TEAM SCA have beaten the odds to secure a remarkable victory in leg eight of the Volvo Ocean Race from Lisbon to Lorient.
Skippered by Portsmouth’s Sam Davies, the first all-female outfit to compete in the competition for 12 years overcame testing conditions and penalty points to win the penultimate leg of the round-the-world series.
The team had finished last in each of the previous legs and also suffered a two-point penalty for infringing on a restricted area during the seventh race.
Their comeback display was testament to the resolute spirit and determination shown after covering over 35,000 miles so far and it made them to first female crew for 25 years to win a leg.
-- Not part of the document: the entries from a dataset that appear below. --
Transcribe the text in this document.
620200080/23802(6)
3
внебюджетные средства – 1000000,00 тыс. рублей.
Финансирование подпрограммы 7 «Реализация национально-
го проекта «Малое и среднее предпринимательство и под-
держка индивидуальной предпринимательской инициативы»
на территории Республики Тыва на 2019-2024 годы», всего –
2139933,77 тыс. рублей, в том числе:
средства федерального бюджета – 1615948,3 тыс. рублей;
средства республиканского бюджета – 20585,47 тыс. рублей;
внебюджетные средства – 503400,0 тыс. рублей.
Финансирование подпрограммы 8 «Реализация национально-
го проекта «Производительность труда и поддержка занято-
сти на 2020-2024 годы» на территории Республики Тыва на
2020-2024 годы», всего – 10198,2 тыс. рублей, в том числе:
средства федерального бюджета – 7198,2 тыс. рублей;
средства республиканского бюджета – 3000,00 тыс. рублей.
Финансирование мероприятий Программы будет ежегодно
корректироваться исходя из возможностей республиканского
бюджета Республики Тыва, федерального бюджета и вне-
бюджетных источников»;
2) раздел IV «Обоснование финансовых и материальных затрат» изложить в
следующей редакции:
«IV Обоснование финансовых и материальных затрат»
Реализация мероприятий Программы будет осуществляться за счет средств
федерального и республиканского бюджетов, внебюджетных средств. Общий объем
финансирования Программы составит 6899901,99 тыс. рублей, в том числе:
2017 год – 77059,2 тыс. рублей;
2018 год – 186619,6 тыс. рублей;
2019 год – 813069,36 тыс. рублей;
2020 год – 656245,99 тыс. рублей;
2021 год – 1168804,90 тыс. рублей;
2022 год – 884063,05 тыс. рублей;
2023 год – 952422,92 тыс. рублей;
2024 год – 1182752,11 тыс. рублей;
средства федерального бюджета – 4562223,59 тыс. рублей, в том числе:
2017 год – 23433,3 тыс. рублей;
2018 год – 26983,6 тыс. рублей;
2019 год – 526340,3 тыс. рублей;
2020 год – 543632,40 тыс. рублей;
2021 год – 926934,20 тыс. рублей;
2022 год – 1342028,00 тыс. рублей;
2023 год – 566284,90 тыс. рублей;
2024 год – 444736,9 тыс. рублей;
Over the past eight months, the race – which started in Alicante last October – has taken in Cape Town, Abu Dhabi, Sanya, Auckland, Itajai, Newport, Lisbon and now Lorient, before concluding in Gothenburg on Tuesday, June 23.
Speaking after triumphing on the 647-mile journey from Lisbon to Lorient – by far the shortest of the nine legs – Davies felt the win was vindication for her team after many tribulations during the race, which is contested by seven boats from across the world.
‘I would like to thank everybody for all the support. It’s not really sunk in yet,’ said Davies.
‘It didn’t hit us until we docked and there weren’t any other boats there.
‘I think it’s a reward for all the hard work we have done. It’s a great confidence-booster.
‘We’ve had a mountain to climb to get here so it’s huge for us.’
Gosport’s Dee Caffari completed the first seven legs for Team SCA.
But for the latest stretch she was withdrawn from the team, which now consists of Hamble-based meteorologist Libby Greenhalgh, Brits Abbie Ehler and Annie Lush, Stacey Jackson, Liz Wardley and Sophie Ciszek from Australia, American Sally Barkow, Dutchwoman Carolijn Brouwer, Anna-Lena Elled of Sweden, and Swiss pair Elodie-Jane Mettraux and Justine Mettraux.
The eighth leg crossed the notorious north-west corner of Spain, nicknamed the ‘Coast of Death’ because of the high number of boats that have sunk on the route.
As they passed Cape Finisterre, the crews had to battle constant wind shifts and heavy waves – the price they paid for sailing along a coastline directly exposed to the unrelenting power of the Atlantic.
Elsewhere in the race, Ian Walker’s Team Abu Dhabi Ocean Racing all but secured overall victory with a strong third-placed finish.
The team will be officially crowned as victors after the final leg in Gothenburg.
The Warsash skipper has led his crew to an impressive two bullets and three seconds as he closes in on his first overall Volvo Ocean Race title- and the first for a British skipper – at the third time of asking.
The boats will depart for Gothenburg, via The Hague, on Tuesday, June 16.